Context : Relating in situ measurements of relativistic solar particles to their parent activity in the corona requires understanding the magnetic structures that guide them from their acceleration site to the Earth .
Relativistic particle events are observed at times of high solar activity , when transient magnetic structures such as Interplanetary Coronal Mass Ejections ( ICMEs ) often shape the interplanetary magnetic field ( IMF ) .
They may introduce interplanetary paths that are longer than nominal , and magnetic connections rooted far from the nominal Parker spiral .

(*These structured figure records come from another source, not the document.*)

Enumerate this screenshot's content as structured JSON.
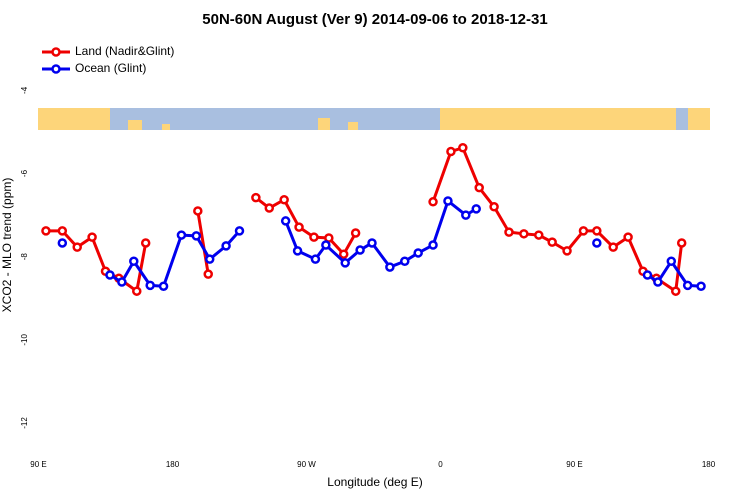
{
  "chart_data": {
    "type": "line",
    "title": "50N-60N August (Ver 9)   2014-09-06 to 2018-12-31",
    "x_label": "Longitude (deg E)",
    "y_label": "XCO2 - MLO trend (ppm)",
    "xlim": [
      -270,
      180
    ],
    "xticks": [
      {
        "value": -270,
        "label": "90 E"
      },
      -180,
      {
        "value": -180,
        "label": "180"
      },
      {
        "value": -90,
        "label": "90 W"
      },
      0,
      {
        "value": 90,
        "label": "90 E"
      },
      180
    ],
    "ylim": [
      -12.77,
      -2.74
    ],
    "yticks": [
      -4,
      -6,
      -8,
      -10,
      -12
    ],
    "grid": false,
    "legend": "top-left",
    "series": [
      {
        "name": "Land (Nadir&Glint)",
        "color": "#ee0000",
        "x": [
          -265,
          -254,
          -244,
          -234,
          -225,
          -216,
          -204,
          -198,
          -187,
          -163,
          -156,
          -144,
          -124,
          -115,
          -105,
          -95,
          -85,
          -75,
          -65,
          -57,
          -34,
          -5,
          7,
          15,
          26,
          36,
          46,
          56,
          66,
          75,
          85,
          96,
          105,
          116,
          126,
          136,
          145,
          158,
          162
        ],
        "values": [
          -7.38,
          -7.38,
          -7.77,
          -7.53,
          -8.35,
          -8.52,
          -8.83,
          -7.67,
          null,
          -6.9,
          -8.42,
          null,
          -6.58,
          -6.83,
          -6.63,
          -7.29,
          -7.53,
          -7.55,
          -7.94,
          -7.43,
          null,
          -6.68,
          -5.47,
          -5.38,
          -6.34,
          -6.8,
          -7.41,
          -7.45,
          -7.48,
          -7.65,
          -7.86,
          -7.38,
          -7.38,
          -7.77,
          -7.53,
          -8.35,
          -8.52,
          -8.83,
          -7.67
        ]
      },
      {
        "name": "Ocean (Glint)",
        "color": "#0000ee",
        "x": [
          -254,
          -234,
          -222,
          -214,
          -206,
          -195,
          -186,
          -174,
          -164,
          -155,
          -144,
          -135,
          -124,
          -104,
          -96,
          -84,
          -77,
          -64,
          -54,
          -46,
          -34,
          -24,
          -15,
          -5,
          5,
          17,
          24,
          56,
          105,
          126,
          139,
          146,
          155,
          166,
          175
        ],
        "values": [
          -7.67,
          null,
          -8.44,
          -8.61,
          -8.11,
          -8.69,
          -8.71,
          -7.48,
          -7.5,
          -8.06,
          -7.74,
          -7.38,
          null,
          -7.14,
          -7.86,
          -8.06,
          -7.72,
          -8.15,
          -7.84,
          -7.67,
          -8.25,
          -8.11,
          -7.91,
          -7.72,
          -6.66,
          -7.0,
          -6.85,
          null,
          -7.67,
          null,
          -8.44,
          -8.61,
          -8.11,
          -8.69,
          -8.71
        ]
      }
    ]
  }
}
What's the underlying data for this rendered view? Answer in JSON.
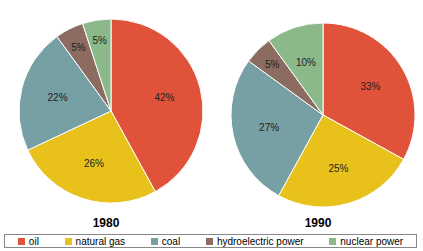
{
  "chart_data": [
    {
      "type": "pie",
      "title": "1980",
      "categories": [
        "oil",
        "natural gas",
        "coal",
        "hydroelectric power",
        "nuclear power"
      ],
      "values": [
        42,
        26,
        22,
        5,
        5
      ],
      "value_labels": [
        "42%",
        "26%",
        "22%",
        "5%",
        "5%"
      ],
      "colors": [
        "#e0533a",
        "#e8c21a",
        "#76a0a3",
        "#8c6c60",
        "#8cb98a"
      ],
      "data_labels": true,
      "legend": "bottom"
    },
    {
      "type": "pie",
      "title": "1990",
      "categories": [
        "oil",
        "natural gas",
        "coal",
        "hydroelectric power",
        "nuclear power"
      ],
      "values": [
        33,
        25,
        27,
        5,
        10
      ],
      "value_labels": [
        "33%",
        "25%",
        "27%",
        "5%",
        "10%"
      ],
      "colors": [
        "#e0533a",
        "#e8c21a",
        "#76a0a3",
        "#8c6c60",
        "#8cb98a"
      ],
      "data_labels": true,
      "legend": "bottom"
    }
  ]
}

Aims : We present a detailed study of the IMF configurations during ten relativistic solar particle events of the 23rd activity cycle to elucidate the actual IMF configuration guiding the particles to Earth , where they are measured by neutron monitors .

Methods : We use magnetic field ( MAG ) and plasma parameter measurements ( SWEPAM ) from ACE , and determine interplanetary path lengths of energetic particles through a modified version of the velocity dispersion analysis based on energetic particle measurements with SoHO/ERNE .

Results : We find that the majority ( 7/10 ) of the events is detected in the vicinity of an ICME .
Their interplanetary path lengths are found to be longer ( 1.5-2.6 AU ) than those of the two events propagating in the slow solar wind ( 1.3 AU ) .
The largest apparent path length is found in an event within the fast solar wind , probably due to enhanced pitch angle scattering .
The derived path lengths imply that the first energetic and relativistic protons are released at the Sun at the same time as electron beams emitting type III radio bursts .

Conclusions : The timing of the first high-energy particle arrival at Earth is dominantly determined by the type of IMF in which the particles propagate .
Initial arrival times are as expected from Parker ’ s model in the slow solar wind , and significantly larger in or near transient structures such as ICMEs .